E a mesma sensação de perda temo-la ao apercebermo-nos que a multiplicidade étnica e cultural, que fez e faz a América, é hoje tida como agressora da dita América Grande, essa grande potência que só poderá sê-lo verdadeiramente quando for concretizada a incessantemente prometida “maior deportação da História” que começará, garante Trump, “no primeiro dia em que voltar à Sala Oval”.
O pessimismo reforçamo-lo no ponto da religião. E à semelhança da multiplicidade étcnica e cultural, também representada por Barack Obama. O presidente que chegou à Casa Branca assumindo o seu cristianismo, religião que foi o escudo, o tónus, a força da minoria negra na luta pelos direitos civis, e que hoje está minada por um cristianismo branco conservador ao jeito de cruzada. Uma cruzada por um mundo branco, cristão e patriarcal e cujo um dos seus principais embaixadores dá pelo nome de Peter Hegseth, a escolha de Trump para Secretário da Defesa, ou seja líder da maior máquina de guerra à face da Terra. Um futuro chefe do Pentágono, que num livro publicado em 2020, intitulado American Crusade: Our Fight to Stay Free, afirma que os EUA enfrentam actualmente "diferenças irreconciliáveis entre a Esquerda e a Direita, que estão a direccionar a América para um conflito perpétuo e que não podem ser resolvidas através do processo político." Cito do jornal Público.

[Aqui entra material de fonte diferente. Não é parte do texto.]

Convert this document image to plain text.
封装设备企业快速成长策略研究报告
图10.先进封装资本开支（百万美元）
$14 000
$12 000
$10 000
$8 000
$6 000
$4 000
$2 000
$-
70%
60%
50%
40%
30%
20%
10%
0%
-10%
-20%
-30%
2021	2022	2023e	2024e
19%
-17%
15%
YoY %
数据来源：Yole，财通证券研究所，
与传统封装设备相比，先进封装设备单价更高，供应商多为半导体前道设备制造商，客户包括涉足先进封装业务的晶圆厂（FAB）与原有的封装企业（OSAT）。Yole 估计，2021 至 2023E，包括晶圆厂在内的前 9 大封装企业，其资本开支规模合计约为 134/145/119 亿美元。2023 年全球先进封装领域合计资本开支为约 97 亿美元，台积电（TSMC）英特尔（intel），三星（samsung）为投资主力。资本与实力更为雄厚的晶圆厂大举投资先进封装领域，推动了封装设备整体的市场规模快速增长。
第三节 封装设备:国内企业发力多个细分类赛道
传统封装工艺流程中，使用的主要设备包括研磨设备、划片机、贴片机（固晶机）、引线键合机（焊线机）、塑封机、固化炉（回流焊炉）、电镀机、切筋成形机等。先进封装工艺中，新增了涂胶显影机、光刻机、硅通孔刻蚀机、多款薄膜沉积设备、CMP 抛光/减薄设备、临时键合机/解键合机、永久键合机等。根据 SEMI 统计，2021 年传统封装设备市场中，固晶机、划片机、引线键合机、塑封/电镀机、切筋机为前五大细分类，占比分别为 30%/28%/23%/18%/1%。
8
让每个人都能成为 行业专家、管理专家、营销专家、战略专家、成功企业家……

A História escreve-se todos os dias e tem capítulos mais marcantes que outros. O próximo, no que à América e, claro, ao Mundo diz respeito está marcado para 20 de Janeiro próximo. Dia da tomada de posse de Donald Trump como presidente dos Estados Unidos. A minha esperança primeira é que Simon Schama reflicta sobre isso e nos conte a História.
Dos factos para a ficção é na obra-prima de Jonathan Frazen, Correcções, que mergulho de novo na América. No centro da acção estão os Lambert, família anfitriã de uns Estados Unidos desunidos por conflitos religiosos, geracionais e de costumes. Actores e representantes de uma sociedade atingida pela instabilidade do mercado financeiro, entorpecida pelos anti-depressivos e suas promessas ilimitadas de bem-estar se fim. Tudo num mundo onde a moral religiosa da velha geração se exalta e enfraquece em confronto com a ausência de escrúpulos da juventude americana. Dialéctica que é a força motriz da obra feita de pessoas que buscam corrigir os trajectos de vida que tiveram e os rumos que seguiram. E apesar do aparente peso que aqui ponho nas palavras este é um romance divertido, grande representante do género tragicómico. Dois requisitos que fazem desta uma obra literária inteligente e marcante.
Duas características que me dizem ter a “A Família Netanyahu” de Joshua Cohen. Livro que está já na minha mesa de cabeceira. Trata dos judeus na América. Tendo como mola um episódio real que tem como protagonista o pai do actual primeiro-ministro de Israel. Um professor de História que é (parece) mais que tudo um teólogo. Especialista no judaísmo, com particular “conhecimento” do judaísmo na Península Ibérica, no tempo da Inquisição. Um narrativa interessada em explorar os meandros que ligam e separam Religião e História a partir de uma perspectiva judaica que, ao que me dizem, ajuda-nos também a perceber quem é Bibi, antigo aluno nos Estados Unidos. A América. Sempre a América.